PS off topic but I recently tried the Devcon 60 sec epoxy today for tacking on fins. When used with one of the 2 mixing chamber needle nose extensions supplied, worked fabulously. A big honking fin was tacked in place w/in 90 seconds. I know CA can be used for this but I don't like mixing adhesives for some likely irrastional reason. Not as good when merging puddles. the othe rproduct (man I love/hate McGuckens--always buy more than intended) is an epoxy putty sandable w/in 20 minutes. Worked well.
John S
I'm looking for the right expanding foam application for my "Estes size" rocket project that has some 1/4" gaps. -Any suggestions?
-Robby
A 1/4" gap would be something I would try to resolve with epoxy or sandable filler. Foam would be great in between the airframe and the motor mount tube as a filler. If you have a visible gap in the airframe, the foam will expand out of it after pushing it out of shape. If you have a big gap along a fin root, use PC7 Epoxy or one of the other thick paste epoxies first to close the gap before putting in foam to fill the fin can.
Warren
PS: I may have totally mis-visualized what you're talking about here, so if I have, just ignore me - won't be the first time I've said something without knowing exactly what I'm talking about.
Warren,
Having never used expanding foam before, I imagined that maybe there was a brand out there that would be useful as lightweight filler for small rocket projects. Maybe it is not lightweight at all, I don't know. I realize that most "high power flyers" use this application in between the body tube and motor mount.
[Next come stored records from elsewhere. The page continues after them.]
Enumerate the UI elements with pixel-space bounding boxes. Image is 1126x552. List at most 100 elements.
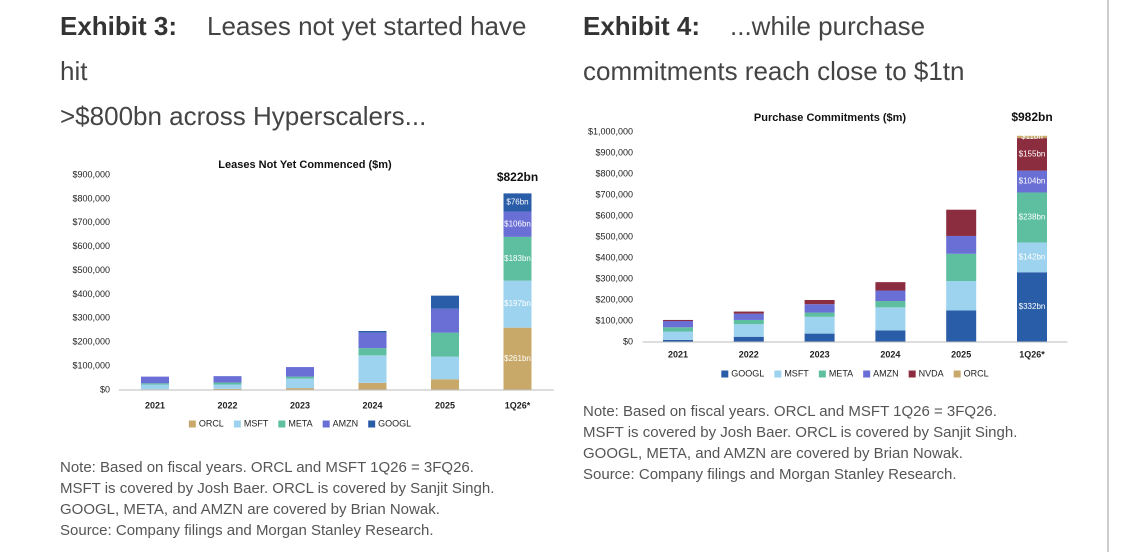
legend-swatch [322, 420, 330, 428]
bar-segment [141, 383, 169, 385]
bar-segment [946, 281, 977, 311]
note-line: Note: Based on fiscal years. ORCL and MS… [583, 403, 997, 420]
legend-swatch [721, 370, 729, 378]
y-tick-label: $100,000 [72, 360, 110, 370]
x-tick-label: 2024 [362, 400, 382, 410]
legend-label: META [829, 368, 853, 378]
value-label: $332bn [1019, 302, 1046, 311]
x-tick-label: 1Q26* [505, 400, 531, 410]
legend-label: AMZN [873, 368, 899, 378]
y-tick-label: $700,000 [72, 217, 110, 227]
y-tick-label: $400,000 [72, 289, 110, 299]
note-line: Source: Company filings and Morgan Stanl… [60, 522, 434, 539]
bar-segment [286, 376, 314, 379]
heading-text: ...while purchase commitments reach clos… [583, 11, 965, 86]
y-tick-label: $100,000 [595, 315, 633, 325]
note-line: GOOGL, META, and AMZN are covered by Bri… [583, 445, 963, 462]
chart-title: Leases Not Yet Commenced ($m) [218, 159, 392, 171]
exhibit-label: Exhibit 3: [60, 11, 178, 41]
value-label: $183bn [504, 254, 531, 263]
bar-segment [431, 308, 459, 333]
bar-segment [733, 311, 764, 314]
bar-segment [358, 330, 387, 333]
total-annotation: $982bn [1011, 110, 1052, 124]
bar-segment [431, 356, 459, 380]
legend-label: GOOGL [378, 418, 411, 428]
value-label: $238bn [1019, 213, 1046, 222]
legend-label: MSFT [784, 368, 809, 378]
note-line: Note: Based on fiscal years. ORCL and MS… [60, 459, 474, 476]
bar-segment [663, 321, 693, 328]
bar-segment [286, 378, 314, 389]
value-label: $155bn [1019, 149, 1046, 158]
x-tick-label: 2022 [217, 400, 237, 410]
bar-segment [213, 384, 242, 389]
bar-segment [804, 333, 835, 342]
y-tick-label: $500,000 [72, 265, 110, 275]
bar-segment [1017, 135, 1047, 139]
y-tick-label: $600,000 [72, 241, 110, 251]
bar-segment [213, 376, 242, 383]
legend-label: AMZN [333, 418, 359, 428]
y-tick-label: $300,000 [72, 313, 110, 323]
x-tick-label: 2022 [739, 349, 759, 359]
bar-segment [286, 388, 314, 390]
heading-text: Leases not yet started have hit [60, 11, 527, 86]
note-line: MSFT is covered by Josh Baer. ORCL is co… [583, 424, 1018, 441]
bar-segment [946, 310, 977, 342]
bar-segment [804, 312, 835, 317]
y-tick-label: $1,000,000 [588, 126, 633, 136]
note-line: Source: Company filings and Morgan Stanl… [583, 466, 957, 483]
bar-segment [804, 304, 835, 313]
bar-segment [1017, 242, 1047, 273]
bar-segment [804, 300, 835, 305]
bar-segment [141, 384, 169, 390]
bar-segment [431, 332, 459, 357]
legend-swatch [908, 370, 916, 378]
value-label: $76bn [506, 198, 528, 207]
bar-segment [946, 209, 977, 236]
exhibit-heading: Exhibit 4: ...while purchase commitments … [583, 4, 1023, 94]
legend-label: NVDA [919, 368, 944, 378]
bar-segment [141, 376, 169, 384]
legend-label: META [288, 418, 312, 428]
notes: Note: Based on fiscal years. ORCL and MS… [60, 457, 494, 541]
legend-swatch [818, 370, 826, 378]
legend-label: MSFT [244, 418, 269, 428]
bar-segment [503, 327, 532, 390]
bar-segment [875, 282, 906, 291]
bar-segment [431, 379, 459, 390]
bar-segment [663, 327, 693, 332]
bar-segment [946, 253, 977, 282]
x-tick-label: 2025 [951, 349, 971, 359]
bar-segment [431, 295, 459, 309]
y-tick-label: $400,000 [595, 252, 633, 262]
y-tick-label: $200,000 [72, 337, 110, 347]
value-label: $197bn [504, 299, 531, 308]
value-label: $11bn [1021, 132, 1043, 141]
chart-title: Purchase Commitments ($m) [754, 112, 907, 124]
legend-swatch [368, 420, 376, 428]
y-tick-label: $800,000 [595, 168, 633, 178]
bar-segment [1017, 192, 1047, 243]
bar-segment [1017, 170, 1047, 193]
bar-segment [503, 236, 532, 281]
x-tick-label: 2025 [435, 400, 455, 410]
exhibit-label: Exhibit 4: [583, 11, 701, 41]
y-tick-label: $800,000 [72, 193, 110, 203]
bar-segment [733, 313, 764, 320]
bar-segment [663, 339, 693, 342]
bar-segment [875, 330, 906, 342]
x-tick-label: 2021 [145, 400, 165, 410]
bar-segment [875, 307, 906, 331]
bar-segment [503, 280, 532, 328]
bar-segment [358, 348, 387, 356]
bar-segment [358, 382, 387, 390]
y-tick-label: $0 [100, 384, 110, 394]
bar-segment [1017, 138, 1047, 171]
bar-segment [663, 331, 693, 340]
note-line: GOOGL, META, and AMZN are covered by Bri… [60, 501, 440, 518]
value-label: $261bn [504, 354, 531, 363]
value-label: $142bn [1019, 252, 1046, 261]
I'm thinking of using the foam in a gap 3" long with a girth of 16mm that is inside the forward end and hard to reach. I would say It's inside the nose cone, but it is unique and not a typical nose cone. The foams' purpose is to not let the gasses go in the 2 gaps and cause unneeded stress in the form of pressure. I would like that pressure to flow uninterrupted out of the cockpit releasing the window. I figure if it's hard to reach use foam, but using sandable filler looks like a good option. What's the weight difference compared to foam?